Не стала отказывать себе в желании поцеловать манящие губы. Прижалась ближе к Мише, вжимаясь грудью в его размеренно вздымающуюся грудную клетку, и коснулась мужских губ невесомым поцелуем. Пробуя. Смакуя. Растягивая удовольствие от этого прикосновения. Мужчина глухо застонал. Стиснул талию сильнее и ответил на мой робкий поцелуй. Скользнул горячим языком в мой рот, тут же беря инициативу на себя. Так, он меня ещё не целовал ни разу. Жадно, страстно, прикусывая губы, царапая щетиной нежную кожу вокруг рта. Миша будто сорвался. Поняла, что эту неделю тосковала не только я. Что Мишка точно так же изматывал себя. Точно так же хотел оказаться рядом.
— Ксюша… Ксюшенька моя… Волшебная девочка… Дюймовочка моя…
Отрываясь на мгновение от моих губ, шептал он. И тут же снова припадал к губам в новом поцелуе. Уже более нежном. Ласковом. Пальцами зарылась в волосы на его затылке, послушно выгибаясь в руках. Млея от того, что мужчина так реагирует на мои прикосновения. Что целует так жадно и несдержанно, не боясь оголить свои чувства. Потому что иногда хотелось, чтобы Мишка не сдерживался. Чтобы показывал всё своё желание. Всю свою страсть.
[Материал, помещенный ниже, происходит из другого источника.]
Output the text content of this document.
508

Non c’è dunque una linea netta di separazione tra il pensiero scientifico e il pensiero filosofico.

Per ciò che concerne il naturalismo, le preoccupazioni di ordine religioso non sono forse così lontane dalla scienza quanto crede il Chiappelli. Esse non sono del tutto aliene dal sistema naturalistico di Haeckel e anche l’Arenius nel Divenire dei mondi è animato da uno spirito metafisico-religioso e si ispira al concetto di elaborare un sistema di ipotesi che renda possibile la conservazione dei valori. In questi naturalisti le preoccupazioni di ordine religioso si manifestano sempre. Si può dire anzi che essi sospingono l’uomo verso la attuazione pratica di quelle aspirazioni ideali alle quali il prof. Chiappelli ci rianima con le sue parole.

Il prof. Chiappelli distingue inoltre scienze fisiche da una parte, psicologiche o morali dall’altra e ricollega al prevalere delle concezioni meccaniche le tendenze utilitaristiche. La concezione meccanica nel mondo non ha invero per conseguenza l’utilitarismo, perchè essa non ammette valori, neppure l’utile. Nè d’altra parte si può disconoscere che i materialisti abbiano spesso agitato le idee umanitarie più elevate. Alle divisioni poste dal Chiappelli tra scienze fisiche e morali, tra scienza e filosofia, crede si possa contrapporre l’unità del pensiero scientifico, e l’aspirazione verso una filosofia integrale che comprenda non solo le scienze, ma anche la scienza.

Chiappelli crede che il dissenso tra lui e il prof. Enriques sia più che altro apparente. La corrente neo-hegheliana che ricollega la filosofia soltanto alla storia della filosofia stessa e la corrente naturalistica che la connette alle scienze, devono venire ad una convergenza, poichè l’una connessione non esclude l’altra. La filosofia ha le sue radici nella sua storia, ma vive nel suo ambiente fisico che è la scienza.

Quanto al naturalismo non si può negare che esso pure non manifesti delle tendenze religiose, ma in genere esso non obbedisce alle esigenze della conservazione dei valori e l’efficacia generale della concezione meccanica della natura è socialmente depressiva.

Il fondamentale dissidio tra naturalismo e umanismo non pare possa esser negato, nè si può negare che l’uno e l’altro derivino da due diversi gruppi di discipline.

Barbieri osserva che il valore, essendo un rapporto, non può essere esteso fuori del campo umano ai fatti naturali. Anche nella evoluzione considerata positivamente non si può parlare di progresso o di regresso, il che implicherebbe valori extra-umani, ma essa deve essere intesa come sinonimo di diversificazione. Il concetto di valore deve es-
Что мужчина окончательно проснулся, почувствовала по закаменевшим мышцам под ладонями. Скорее поучаствовала, чем увидела, что он распахнул глаза. Недоверчиво уставился на меня. И задышал чаще, прерывестее. Губы на моих губах замерли. Миша не отстранялся, но и не целовал. Так и застыли мы, ловя сбивчивое дыхание друг друга припухшими от поцелуев губами. И от интимности этого момента, сакральной минуты единения любящих душ, навернулись на глазах глупые, неуместные сейчас слёзы. Рука мужчины мягко, почти невесомо коснулась спины, провела по позвонкам вверх, задирая белую футболку. Вжала голову в плечи, когда приятная дрожь пробежала по телу и коже головы. Другая рука нырнула в спутанные во время сна волосы.
— Я снова думал, что это сон, — шепнул Миша в мои губы. — Ксюшенька, — мужчина поцеловал кончик моего носа, — как ты себя чувствуешь?
— Хорошо, — так же шёпотом ответила я, боясь разрушить волшебство этого момента, этого вечера.
— Как зуб?
— Как и ожидалось, после хорошего сна, прошло всё.
— Это хорошо, — мужчина поцеловал мою щёку, которая ещё была немного припухшей. — Пусть у Ксюши не болит, пусть у Миши болит.
— Не хочу, чтобы у тебя что-то болело, — ладонями обхватила его лицо и немного подвинулась выше, чтобы свет от фонаря попадал на его лицо. — Пусть тогда у тучки болит. Она поплачет. И всем будет хорошо, — улыбаюсь болезненно.
Потому что вспоминаю маму. Она всегда гладила меня по голове, когда я болела и шептала: "Пусть у Ксюши не болит, пусть у мамы болит". И материнские руки всегда снимали боль. Немного прохладные, ласковые, нежные, с запахом сдобных булочек и хозяйственного мыла.